Symantec Corp. today announced it has been granted a $3.2 million judgment as part of a settlement against Papa B Enterprises, Inc., for selling counterfeit Symantec software. As part of the settlement, Papa B Enterprises owner Richard Mastrogiovanni is personally required to pay $25,000 in damages to Symantec.
In addition, a permanent injunction by the court will bar Papa B Enterprises and Mastrogiovanni from producing or selling unauthorized products protected by Symantec’s registered trademarks and name. Mastrogiovanni and Papa B Enterprises are also required under the settlement to provide assistance to Symantec in its investigative actions against other suppliers of counterfeit Symantec software.
“The fact that Papa B was selling counterfeit Symantec software via outlets such as mainstream, online auction houses made this a particularly alarming case and something Symantec was very aggressive in pursuing,” said William Plante, director of Corporate Security and the Brand Protection Task Force for Symantec. “Papa B is the third business in the last seven months to suffer damages in the multi-million dollar range for selling counterfeit Symantec software.
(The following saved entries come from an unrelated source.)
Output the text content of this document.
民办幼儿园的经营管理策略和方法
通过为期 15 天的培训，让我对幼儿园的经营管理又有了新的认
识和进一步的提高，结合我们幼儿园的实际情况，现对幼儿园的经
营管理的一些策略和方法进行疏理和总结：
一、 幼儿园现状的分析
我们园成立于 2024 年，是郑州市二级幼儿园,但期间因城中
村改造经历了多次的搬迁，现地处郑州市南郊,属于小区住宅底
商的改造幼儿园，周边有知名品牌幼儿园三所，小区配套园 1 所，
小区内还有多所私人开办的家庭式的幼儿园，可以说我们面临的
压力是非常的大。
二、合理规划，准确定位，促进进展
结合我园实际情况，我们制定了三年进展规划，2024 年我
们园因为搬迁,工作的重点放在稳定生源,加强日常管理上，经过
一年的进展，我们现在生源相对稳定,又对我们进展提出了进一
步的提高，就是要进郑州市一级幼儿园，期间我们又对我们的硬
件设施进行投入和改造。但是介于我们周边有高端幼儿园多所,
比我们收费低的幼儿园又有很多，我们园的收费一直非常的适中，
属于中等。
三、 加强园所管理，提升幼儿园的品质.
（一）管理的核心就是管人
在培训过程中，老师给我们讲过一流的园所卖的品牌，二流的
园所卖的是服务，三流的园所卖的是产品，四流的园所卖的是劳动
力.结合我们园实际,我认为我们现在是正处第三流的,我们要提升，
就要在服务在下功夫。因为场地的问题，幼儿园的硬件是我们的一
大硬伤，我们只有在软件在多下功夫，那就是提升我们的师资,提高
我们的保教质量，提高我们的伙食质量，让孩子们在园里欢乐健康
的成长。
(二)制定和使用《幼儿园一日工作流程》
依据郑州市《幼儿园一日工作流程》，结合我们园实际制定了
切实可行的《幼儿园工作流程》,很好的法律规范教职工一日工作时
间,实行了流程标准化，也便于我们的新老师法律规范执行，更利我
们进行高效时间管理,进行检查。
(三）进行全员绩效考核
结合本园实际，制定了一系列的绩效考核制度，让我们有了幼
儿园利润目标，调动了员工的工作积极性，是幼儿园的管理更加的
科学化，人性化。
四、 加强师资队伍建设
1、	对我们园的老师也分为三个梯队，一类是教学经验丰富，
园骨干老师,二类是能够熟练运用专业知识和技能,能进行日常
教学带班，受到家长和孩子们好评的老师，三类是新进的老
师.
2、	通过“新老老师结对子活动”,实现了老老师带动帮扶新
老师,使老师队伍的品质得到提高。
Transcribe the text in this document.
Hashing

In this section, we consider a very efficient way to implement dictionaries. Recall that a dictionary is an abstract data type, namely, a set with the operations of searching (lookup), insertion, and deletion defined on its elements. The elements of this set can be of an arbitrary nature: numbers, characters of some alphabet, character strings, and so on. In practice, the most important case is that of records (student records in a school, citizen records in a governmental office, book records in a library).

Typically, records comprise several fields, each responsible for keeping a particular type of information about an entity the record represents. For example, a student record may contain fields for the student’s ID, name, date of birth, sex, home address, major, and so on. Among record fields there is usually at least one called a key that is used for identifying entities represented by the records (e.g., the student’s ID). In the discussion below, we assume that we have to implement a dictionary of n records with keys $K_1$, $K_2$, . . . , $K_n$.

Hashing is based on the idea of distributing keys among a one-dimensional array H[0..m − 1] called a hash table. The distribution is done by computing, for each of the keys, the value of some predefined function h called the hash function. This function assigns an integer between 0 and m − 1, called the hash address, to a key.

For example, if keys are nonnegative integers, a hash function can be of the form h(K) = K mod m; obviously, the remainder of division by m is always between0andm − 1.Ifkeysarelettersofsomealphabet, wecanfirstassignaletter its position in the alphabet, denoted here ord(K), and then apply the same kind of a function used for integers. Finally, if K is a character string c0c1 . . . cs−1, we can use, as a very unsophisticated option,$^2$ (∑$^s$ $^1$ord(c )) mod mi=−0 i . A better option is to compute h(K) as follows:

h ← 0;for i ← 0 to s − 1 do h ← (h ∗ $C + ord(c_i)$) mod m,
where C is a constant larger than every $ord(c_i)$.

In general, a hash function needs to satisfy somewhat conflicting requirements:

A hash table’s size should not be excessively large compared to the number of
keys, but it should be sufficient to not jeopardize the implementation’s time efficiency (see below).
Symantec is very serious about protecting our customers from these schemes, now and in the future with other cases that we are pursuing.”
“The size of this judgment is a reflection of the lack of cooperation Papa B Enterprises exhibited to resolve this case,” said Joy Cartun, senior director, Legal Affairs, Symantec. “By refusing to quickly reveal suppliers and sales volumes, in addition to other details, we were left with little choice but to pursue this case as aggressively as possible and seek the maximum amount of damages.”
Symantec filed suit against Papa B Enterprises in the spring of 2003 for claims of trademark infringement, copyright infringement and false advertising for marketing, distributing and selling counterfeit Symantec software during 2002 and 2003 prior to the filing of the complaint. Products involved in the scheme included Norton SystemWorks, Norton AntiVirus, Norton Ghost, and pcAnywhere. The complaint was filed by Symantec in the United States District Court for the Central District of California, Western Division. The federal judge in the case is empowered to enforce the terms of the settlement agreement
The settlement follows similar results achieved by Symantec against Maryland Internet Marketing (MIM) in December 2003, eCommerce in October in 2003 and CD Micro in September 2003. In the case of Maryland Internet Marketing, Symantec received a $3 million judgment against MIM for selling counterfeit Symantec software. Maryland Internet Marketing CEO George Moore was required to personally pay $300,000 in damages to Symantec.
Symantec also received damages in the eCommerce case, along with an injunction that permanently barred eCommerce from selling unauthorized Symantec-labeled software, specifically in the form of spammed e-mail. eCommerce was offering Symantec products via spammed e-mail at grossly reduced prices under the Web site heading of PerfectCollectibles.com. Finally, the court awarded Symantec a judgment of more than $10 million against CD Micro and its CEO Vince Webb for the sale of counterfeit Symantec software.